What Buffer’s Gender Pay Gap Can Tell Us About Unconscious Bias

Pay transparency is supposed to help companies close the gender pay gap. By being open about their compensation philosophy, sometimes to the point of posting employee salaries for everyone to see, decision-makers hope to catch pay inequities before they become entrenched. Buffer, the social media management tool provider, is one of the companies that’s most publicly committed to transparency, publishing not only theirsalary formula, but a public spreadsheet of every salary at the company, from the CEO on down – which is why the company was taken aback to discover that female employees make less than males.

glass ceiling

(Photo Credit: Hernan Pinera/Flickr)

“We were surprised,” Courtney Seiter, who is charge of inclusivity at Buffer, told The Huffington Post. “We’ve had transparent salaries for two and half years, we put out so much data that it never occurred to us to analyze it [for gender] until recently.”

Buffer’s salary formula is:

salary = [job type] X [seniority] X [experience] + [location] (+ $10,000 if salary choice)

Job types have different base pays, so a happiness hero (roughly, customer service) has a $45,000 base pay, while an engineer has a $60,000 base pay. Seniority and experience increase pay, while location will boost pay for those who live in more expensive areas like New York and San Francisco. Employees who choose salary over equity get a $10,000 bump.

Women Earn Less Than Men

The average annual salary for men at Buffer is $98,705. For women, it’s $89,205. There are also fewer female employees than male (29.6 percent vs. 70.4 percent), which is typical for tech companies. PayScale’s research shows that only 30 percent of the tech industry as a whole is female.

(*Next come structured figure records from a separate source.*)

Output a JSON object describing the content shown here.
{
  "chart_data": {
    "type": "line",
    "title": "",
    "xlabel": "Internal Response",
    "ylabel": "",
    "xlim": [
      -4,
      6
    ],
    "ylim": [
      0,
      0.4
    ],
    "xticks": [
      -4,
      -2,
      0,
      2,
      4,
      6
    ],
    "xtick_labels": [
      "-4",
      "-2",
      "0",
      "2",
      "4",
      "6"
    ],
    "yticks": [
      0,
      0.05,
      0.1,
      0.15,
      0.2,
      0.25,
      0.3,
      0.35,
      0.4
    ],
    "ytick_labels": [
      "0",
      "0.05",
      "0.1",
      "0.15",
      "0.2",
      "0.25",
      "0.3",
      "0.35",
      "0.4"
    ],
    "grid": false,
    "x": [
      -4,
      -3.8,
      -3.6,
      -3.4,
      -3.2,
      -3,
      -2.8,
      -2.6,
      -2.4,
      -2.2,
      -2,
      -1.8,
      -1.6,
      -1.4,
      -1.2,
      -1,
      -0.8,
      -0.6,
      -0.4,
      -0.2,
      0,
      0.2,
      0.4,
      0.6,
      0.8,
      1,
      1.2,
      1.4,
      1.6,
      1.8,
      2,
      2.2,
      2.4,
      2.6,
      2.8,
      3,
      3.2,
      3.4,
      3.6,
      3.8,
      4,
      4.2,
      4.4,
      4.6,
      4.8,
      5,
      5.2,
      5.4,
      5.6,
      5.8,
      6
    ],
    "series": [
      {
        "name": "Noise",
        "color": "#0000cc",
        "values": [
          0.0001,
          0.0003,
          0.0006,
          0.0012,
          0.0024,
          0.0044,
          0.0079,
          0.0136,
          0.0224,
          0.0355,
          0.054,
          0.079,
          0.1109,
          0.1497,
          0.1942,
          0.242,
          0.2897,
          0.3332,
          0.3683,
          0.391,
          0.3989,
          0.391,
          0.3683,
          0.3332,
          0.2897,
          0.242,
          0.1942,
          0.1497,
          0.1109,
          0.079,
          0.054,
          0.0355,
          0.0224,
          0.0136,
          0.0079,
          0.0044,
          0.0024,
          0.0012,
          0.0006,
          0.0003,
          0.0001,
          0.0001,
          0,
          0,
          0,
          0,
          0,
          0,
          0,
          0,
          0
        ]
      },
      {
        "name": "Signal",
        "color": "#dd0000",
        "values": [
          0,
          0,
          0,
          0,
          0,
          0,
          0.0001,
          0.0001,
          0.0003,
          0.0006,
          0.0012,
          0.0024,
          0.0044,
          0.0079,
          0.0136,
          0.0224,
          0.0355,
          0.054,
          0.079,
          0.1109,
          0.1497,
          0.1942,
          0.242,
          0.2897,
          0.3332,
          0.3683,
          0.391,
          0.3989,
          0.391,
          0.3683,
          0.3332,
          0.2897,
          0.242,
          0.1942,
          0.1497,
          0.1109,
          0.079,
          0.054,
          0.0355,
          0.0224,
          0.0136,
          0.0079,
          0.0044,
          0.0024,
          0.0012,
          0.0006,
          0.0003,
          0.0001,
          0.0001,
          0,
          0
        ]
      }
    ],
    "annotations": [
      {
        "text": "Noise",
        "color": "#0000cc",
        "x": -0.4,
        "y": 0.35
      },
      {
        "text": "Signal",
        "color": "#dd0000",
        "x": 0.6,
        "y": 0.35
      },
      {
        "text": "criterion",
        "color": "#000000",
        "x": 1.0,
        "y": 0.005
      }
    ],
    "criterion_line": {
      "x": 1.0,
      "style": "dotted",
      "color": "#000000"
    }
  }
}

Although women out-earn men in customer service roles ($75,064 average for women, compared to $70,875 average for men) men make higher average salaries in development jobs ($106,720 for men, $103,269 for women). The vast majority of Buffer’s engineers, among the highest paying non-executive roles, are men. That’s also pretty typical: PayScale’s report, Inside the Gender Pay Gap, shows that nationwide, in all industries, men tend to have higher-paying roles, while women have lower-paying ones.